En effet, une personne qui ne veut pas réellement faire face à ses difficultés ne fera aucun progrès. On ne peut pas aider les gens contre leur gré. Peterson nous met en garde contre notre naïveté et nous invite à ne pas laisser ces personnes qui ne souhaitent pas être aidés profiter de nous et de notre temps.

Il m’est difficile d’y trouver à redire : il m’est littéralement arrivé cette expérience. J’avais un ami qui luttait contre la dépression et je l’ai soutenu pendant des mois, au prix de passer un mauvais moment à chaque rencontre, mais qu’importe ? Finalement, il n’a jamais voulu mon aide, seulement mon attention.

Choisir ses amis

Avez-vous un ami que vous qualifieriez de « toxique » ? Si oui, pourquoi le gardez-vous ? Si un de vos proches vous disait qu’il était ami avec cette personne, seriez-vous inquiet ? Pouvez-vous vraiment considérer comme un ami quelqu’un que vous ne pourriez recommander aux gens auxquels vous tenez ?

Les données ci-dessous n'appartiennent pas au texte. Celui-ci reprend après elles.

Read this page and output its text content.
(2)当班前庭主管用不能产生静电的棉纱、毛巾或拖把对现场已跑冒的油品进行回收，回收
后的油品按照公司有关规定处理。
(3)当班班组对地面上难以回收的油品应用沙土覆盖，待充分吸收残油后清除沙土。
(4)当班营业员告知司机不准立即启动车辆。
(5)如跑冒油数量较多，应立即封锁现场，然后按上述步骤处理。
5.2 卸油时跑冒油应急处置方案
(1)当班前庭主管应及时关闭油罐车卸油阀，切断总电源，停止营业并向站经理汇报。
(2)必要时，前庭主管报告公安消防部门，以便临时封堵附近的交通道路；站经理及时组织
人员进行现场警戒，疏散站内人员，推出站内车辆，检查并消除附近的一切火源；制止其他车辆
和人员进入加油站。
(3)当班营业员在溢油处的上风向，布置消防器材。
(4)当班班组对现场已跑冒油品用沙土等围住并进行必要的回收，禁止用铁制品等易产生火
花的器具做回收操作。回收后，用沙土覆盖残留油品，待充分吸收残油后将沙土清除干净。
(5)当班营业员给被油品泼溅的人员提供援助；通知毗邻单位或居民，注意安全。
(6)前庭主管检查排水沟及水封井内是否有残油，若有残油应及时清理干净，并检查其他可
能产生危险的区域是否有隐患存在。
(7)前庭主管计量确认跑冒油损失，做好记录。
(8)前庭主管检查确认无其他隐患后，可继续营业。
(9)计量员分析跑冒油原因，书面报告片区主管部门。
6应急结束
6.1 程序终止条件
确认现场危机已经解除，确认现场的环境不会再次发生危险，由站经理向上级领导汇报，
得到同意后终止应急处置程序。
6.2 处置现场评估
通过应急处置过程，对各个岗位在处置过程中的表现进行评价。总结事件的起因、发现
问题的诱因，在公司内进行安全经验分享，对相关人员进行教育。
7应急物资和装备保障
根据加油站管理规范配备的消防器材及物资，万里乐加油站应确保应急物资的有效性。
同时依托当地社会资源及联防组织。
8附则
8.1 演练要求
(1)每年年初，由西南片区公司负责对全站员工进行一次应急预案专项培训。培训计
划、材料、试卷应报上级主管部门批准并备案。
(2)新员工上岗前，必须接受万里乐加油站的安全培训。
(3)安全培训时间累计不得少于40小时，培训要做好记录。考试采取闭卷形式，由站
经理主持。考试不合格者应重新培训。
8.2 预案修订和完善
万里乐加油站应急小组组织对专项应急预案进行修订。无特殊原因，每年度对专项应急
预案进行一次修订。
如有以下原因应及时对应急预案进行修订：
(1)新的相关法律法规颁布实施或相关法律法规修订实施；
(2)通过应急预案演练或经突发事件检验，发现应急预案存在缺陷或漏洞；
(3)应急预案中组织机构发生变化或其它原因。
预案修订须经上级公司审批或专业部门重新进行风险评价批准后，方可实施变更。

Est-ce que vous traînez avec des personnes médiocres pour vous rassurer vous de votre qualité, en étant convaincu de votre supériorité ?
Les véritables amis n’agissent pas ainsi. Au contraire, ils cherchent à nous pousser toujours plus haut, même si c’est au-dessus d’eux.

Règle 4 : Comparez-vous à la personne que vous étiez hier, et non à quelqu’un d’autre

Avant, on pouvait être le meilleur bricoleur du village. La meilleure chanteuse en ville. Mais maintenant, il y a Internet, et dans un monde globalisé, il y a toujours meilleur que soi.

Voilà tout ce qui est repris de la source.